Just ask yourself a simple question: when’s the last time you watched a women’s sporting event? Don’t count games your daughter or sister competed in, or sports like tennis or beach volleyball — you know why. But when did you last choose to watch a women’s sporting event for a sport where men are competing in the same endeavor? It’s rare.
Viewership for the WNBA, NWSL, LPGA and PHL lags terribly behind that of their male counterparts. Contrary to popular sentiment, this isn’t because America is made up of a bunch of sexist pigs who hate seeing women doing something athletic and competitive. (RELATED: The NFL Makes A Sickening Decision. How Low Will The League Stoop?)
It’s because the level of play isn’t high enough. If it were about sexism, minor league baseball would draw bigger crowds than college softball, and the Korn Ferry Tour would do better than the LPGA. But when women do compete at a high level, people will watch it.
The obvious solution to this conundrum is more transgender athletes, not fewer. You can get a personal Scoops Delacroix iron-clad, locked-and-loaded stronger-than-oak guarantee that if LeBronica James were throwing down tomahawk jams for the Phoenix Mercury, people would tune in.
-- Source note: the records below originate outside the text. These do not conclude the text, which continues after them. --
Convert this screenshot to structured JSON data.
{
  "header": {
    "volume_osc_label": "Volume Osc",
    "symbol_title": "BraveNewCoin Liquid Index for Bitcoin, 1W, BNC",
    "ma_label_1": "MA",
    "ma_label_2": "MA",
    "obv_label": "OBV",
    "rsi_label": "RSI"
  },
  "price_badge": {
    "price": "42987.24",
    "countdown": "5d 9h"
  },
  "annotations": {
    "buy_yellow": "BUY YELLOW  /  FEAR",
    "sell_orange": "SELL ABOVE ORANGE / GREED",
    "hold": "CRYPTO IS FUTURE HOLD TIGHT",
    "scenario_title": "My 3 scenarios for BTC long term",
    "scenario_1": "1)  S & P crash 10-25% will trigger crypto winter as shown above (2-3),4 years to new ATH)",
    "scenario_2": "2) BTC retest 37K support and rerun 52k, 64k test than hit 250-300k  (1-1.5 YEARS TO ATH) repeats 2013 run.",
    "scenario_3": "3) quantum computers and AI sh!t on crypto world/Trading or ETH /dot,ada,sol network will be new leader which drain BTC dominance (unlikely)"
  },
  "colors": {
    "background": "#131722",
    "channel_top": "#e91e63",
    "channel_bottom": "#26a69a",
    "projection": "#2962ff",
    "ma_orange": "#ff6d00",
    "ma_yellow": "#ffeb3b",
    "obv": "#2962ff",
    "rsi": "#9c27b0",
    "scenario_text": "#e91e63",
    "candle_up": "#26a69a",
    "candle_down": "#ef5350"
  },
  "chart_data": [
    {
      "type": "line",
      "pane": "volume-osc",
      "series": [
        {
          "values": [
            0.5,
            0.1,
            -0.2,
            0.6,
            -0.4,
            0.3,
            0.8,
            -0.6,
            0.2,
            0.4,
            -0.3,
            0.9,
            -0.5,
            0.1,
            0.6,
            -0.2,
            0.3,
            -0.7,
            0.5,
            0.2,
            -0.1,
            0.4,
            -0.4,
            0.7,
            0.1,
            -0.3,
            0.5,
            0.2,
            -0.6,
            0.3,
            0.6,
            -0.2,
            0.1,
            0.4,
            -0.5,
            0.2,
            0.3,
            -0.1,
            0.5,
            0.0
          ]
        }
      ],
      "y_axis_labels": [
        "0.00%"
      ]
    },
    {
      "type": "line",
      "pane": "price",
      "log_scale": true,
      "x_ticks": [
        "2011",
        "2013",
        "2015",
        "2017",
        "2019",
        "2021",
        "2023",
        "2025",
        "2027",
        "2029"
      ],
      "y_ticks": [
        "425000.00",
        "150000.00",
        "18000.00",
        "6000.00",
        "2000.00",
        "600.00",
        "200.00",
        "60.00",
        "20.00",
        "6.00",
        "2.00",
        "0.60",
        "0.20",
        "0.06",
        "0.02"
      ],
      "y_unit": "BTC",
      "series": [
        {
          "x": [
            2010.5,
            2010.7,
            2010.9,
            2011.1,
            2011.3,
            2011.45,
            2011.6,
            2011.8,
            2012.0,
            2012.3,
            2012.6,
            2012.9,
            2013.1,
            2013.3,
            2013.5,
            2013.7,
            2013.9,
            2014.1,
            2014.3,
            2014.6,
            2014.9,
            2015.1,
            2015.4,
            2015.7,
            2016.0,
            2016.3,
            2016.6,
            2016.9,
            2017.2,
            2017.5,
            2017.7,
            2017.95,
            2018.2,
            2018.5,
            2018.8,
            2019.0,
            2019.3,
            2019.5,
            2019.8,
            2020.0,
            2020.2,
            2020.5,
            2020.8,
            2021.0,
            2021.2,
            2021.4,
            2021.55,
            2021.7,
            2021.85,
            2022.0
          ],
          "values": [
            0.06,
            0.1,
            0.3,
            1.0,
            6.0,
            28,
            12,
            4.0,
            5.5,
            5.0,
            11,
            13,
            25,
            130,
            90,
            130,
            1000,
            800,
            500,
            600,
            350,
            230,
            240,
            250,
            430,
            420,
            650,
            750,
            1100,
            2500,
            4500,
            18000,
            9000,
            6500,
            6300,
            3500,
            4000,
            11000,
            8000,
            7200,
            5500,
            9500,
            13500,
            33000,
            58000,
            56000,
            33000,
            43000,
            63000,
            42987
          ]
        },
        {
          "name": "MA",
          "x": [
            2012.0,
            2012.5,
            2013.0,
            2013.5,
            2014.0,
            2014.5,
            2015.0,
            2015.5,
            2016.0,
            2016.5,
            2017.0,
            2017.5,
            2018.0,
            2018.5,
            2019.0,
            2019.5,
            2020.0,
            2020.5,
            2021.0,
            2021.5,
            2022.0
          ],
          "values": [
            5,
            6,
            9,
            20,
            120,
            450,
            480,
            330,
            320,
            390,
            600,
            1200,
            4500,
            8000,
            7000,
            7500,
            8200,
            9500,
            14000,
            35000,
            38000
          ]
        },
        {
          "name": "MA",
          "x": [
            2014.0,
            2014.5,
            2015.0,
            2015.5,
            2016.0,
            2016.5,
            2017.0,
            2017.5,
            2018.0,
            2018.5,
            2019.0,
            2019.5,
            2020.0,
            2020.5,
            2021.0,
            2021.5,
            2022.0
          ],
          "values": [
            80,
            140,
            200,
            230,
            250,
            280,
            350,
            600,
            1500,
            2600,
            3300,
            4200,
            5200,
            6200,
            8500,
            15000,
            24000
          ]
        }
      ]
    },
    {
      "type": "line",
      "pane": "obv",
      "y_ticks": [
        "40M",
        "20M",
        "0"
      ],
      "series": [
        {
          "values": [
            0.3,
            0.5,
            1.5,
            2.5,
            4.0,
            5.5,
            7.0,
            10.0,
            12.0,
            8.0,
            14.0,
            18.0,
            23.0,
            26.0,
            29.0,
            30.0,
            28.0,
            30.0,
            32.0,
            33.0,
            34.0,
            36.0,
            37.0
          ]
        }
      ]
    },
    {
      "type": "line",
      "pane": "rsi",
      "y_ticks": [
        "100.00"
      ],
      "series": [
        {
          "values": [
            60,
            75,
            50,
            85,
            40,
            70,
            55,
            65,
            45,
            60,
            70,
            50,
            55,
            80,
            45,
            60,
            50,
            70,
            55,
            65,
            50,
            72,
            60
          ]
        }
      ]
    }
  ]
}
If the likes of Cynthia Crosby were scoring hat tricks in the PHL, Michaela Trout were hitting nukes in the WPF or Christina Pulisic were banging home free kicks in the NWSL, people would watch. But as long as there’s a lack of dunking in the NBA, no CTE-inducing checks in women’s hockey and no 300-yard drives on the LPGA, folks are simply going to continue to choose the superior product to give their hard-earned time and money.